Les Quatre Bacheliers

Georges Brassens · J'ai Rendez-Vous Avec Vous [2008]

Nous étions quatre bacheliers sans vergogne

La vraie crème des écoliers, des ecoliers.

Pour offrir aux filles des fleurs, sans vergogne

Nous nous fîmes un peu voleurs, un peu voleurs.



Les sycophantes du pays, sans vergogne

Aux gendarmes nous ont trahis, nous ont trahis.

Et l'on vit quatre bacheliers sans vergogne

Qu'on emmène, les mains liées, les mains liées.



On fit venir à la prison, sans vergogne

Les parents des mauvais garçons, mauvais garçons.

Les trois premiers pères, les trois, sans vergogne

En perdirent tout leur sang-froid, tout leur sang-froid.



Comme un seul ils ont déclaré, sans vergogne

Qu'on les avait déshonorés, déshonorés.

Comme un seul ont dit " C'est fini, sans vergogne

Fils indigne, je te renie, je te renie. "



Le quatrième des parents, sans vergogne

C'était le plus gros, le plus grand, le plus grand.

Quand il vint chercher son voleur sans vergogne

On s'attendait à un malheur, à un malheur.



Mais il n'a pas déclaré, non, sans vergogne

Que l'on avait'sali son nom, sali son nom.

Dans le silence on l'entendit, sans vergogne

Qui lui disait "Bonjour, petit, bonjour petit."
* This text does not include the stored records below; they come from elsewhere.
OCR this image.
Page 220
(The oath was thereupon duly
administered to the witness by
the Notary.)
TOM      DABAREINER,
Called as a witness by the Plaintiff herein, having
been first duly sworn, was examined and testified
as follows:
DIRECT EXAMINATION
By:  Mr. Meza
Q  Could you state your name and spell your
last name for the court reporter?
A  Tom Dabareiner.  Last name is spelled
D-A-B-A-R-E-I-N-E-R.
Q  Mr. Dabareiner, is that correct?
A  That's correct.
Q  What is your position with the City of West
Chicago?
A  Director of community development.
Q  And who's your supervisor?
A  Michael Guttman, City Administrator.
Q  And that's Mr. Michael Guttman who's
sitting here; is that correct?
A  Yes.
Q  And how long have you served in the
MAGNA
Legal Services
On le vit, on le croirait pas, sans vergogne

Lui tendre sa blague à tabac, blague à tabac.

Je ne sais pas s'il eut raison, sans vergogne

D'agir d'une telle façon, telle façon.



Mais je sais qu'un enfant perdu, sans vergogne

À de la corde de pendu, de pendu

A de la chance quand il a, sans vergogne

Un père de ce tonneau-là, ce tonneau-là.



Et si les chrétiens du pays, sans vergogne

Jugent que cet homme a failli, homme a failli.

Ça laisse à penser que, pour eux, sans vergogne

L'Evangile, c'est de l'hébreu, c'est de l'hébreu.